The song is something of a love letter from one writer to those of that time and place (it's one of those songs to play "spot the reference" in the lyrics: it reminds me of the recent Orange River Remedy debut single in that respect) but Jack extends the exercise further into a reflection upon a general tendency to mythologise certain well defined musical scenes.
Specifically inspired by the track "Jamaica Say You Will" by Jackson Browne himself from his 1972 debut, this single takes the feel & groove of the former but as all good homages do, emulates the song rather than copies it: the arrangement leans on different instruments & while the lyrics may both in a very broad sense deal with retrospection & nostalgia, the two stories are really quite different.
It's classy & respectful while being its own creation. Bearing in mind the roots this band have in the young punk outfit Rewards & Revenge, it's startling how far they have come in terms of technique & understanding of how to get messages across in very different ways.
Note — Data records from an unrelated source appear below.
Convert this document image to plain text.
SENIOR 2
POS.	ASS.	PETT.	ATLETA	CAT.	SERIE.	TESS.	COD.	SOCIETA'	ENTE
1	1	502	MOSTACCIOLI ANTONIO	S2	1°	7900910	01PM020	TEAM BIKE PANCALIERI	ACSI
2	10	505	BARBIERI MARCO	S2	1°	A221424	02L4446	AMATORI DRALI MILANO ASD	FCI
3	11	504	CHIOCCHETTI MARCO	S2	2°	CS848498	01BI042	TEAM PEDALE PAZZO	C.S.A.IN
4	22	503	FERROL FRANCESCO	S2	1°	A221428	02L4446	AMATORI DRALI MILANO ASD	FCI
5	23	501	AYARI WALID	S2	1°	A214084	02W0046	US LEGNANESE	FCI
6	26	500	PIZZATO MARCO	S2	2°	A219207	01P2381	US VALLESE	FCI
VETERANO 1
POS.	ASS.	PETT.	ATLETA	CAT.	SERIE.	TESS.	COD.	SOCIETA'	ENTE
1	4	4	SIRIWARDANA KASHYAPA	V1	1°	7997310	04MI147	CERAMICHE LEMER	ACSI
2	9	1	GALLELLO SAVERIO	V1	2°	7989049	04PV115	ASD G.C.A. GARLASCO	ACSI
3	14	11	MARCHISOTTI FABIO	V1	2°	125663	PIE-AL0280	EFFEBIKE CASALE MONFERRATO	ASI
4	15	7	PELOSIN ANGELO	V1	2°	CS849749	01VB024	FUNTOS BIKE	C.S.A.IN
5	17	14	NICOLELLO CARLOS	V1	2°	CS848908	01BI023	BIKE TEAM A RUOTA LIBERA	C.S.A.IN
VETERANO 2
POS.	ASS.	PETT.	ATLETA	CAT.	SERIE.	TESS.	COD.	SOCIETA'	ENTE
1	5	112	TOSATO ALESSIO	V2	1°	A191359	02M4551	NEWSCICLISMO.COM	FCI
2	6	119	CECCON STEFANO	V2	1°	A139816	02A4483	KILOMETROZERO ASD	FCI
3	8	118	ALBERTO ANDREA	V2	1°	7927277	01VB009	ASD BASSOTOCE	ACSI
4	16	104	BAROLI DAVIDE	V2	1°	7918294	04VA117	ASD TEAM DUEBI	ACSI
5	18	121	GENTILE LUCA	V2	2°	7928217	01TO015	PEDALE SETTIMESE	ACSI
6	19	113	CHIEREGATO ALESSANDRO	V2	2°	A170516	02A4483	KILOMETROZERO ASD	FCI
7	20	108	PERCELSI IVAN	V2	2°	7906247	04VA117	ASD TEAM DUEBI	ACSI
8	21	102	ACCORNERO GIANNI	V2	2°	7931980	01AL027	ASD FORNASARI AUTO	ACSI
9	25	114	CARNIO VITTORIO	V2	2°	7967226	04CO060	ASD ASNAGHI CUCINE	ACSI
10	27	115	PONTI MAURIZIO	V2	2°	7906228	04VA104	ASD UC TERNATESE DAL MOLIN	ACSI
It really is little wonder when a band is sharing material of this quality & exploring interesting and idiosyncratic avenues that those, like me, coming across their work are therefore impressed & become fans (I'm intrigued as to how they might sound live). In an era with so much original music of individualistic approaches emerging in our area, Green Hands are already standing out & making a name for themselves. At the moment I might suggest that their profile is insufficiently high to reflect their character and potential. I'd hope that what we can do here at "Hot Music Live" might contribute to remedying this, that other media would follow suit & that those reading this would seek their music out, so that the message of encouragement can go back to Green Hands.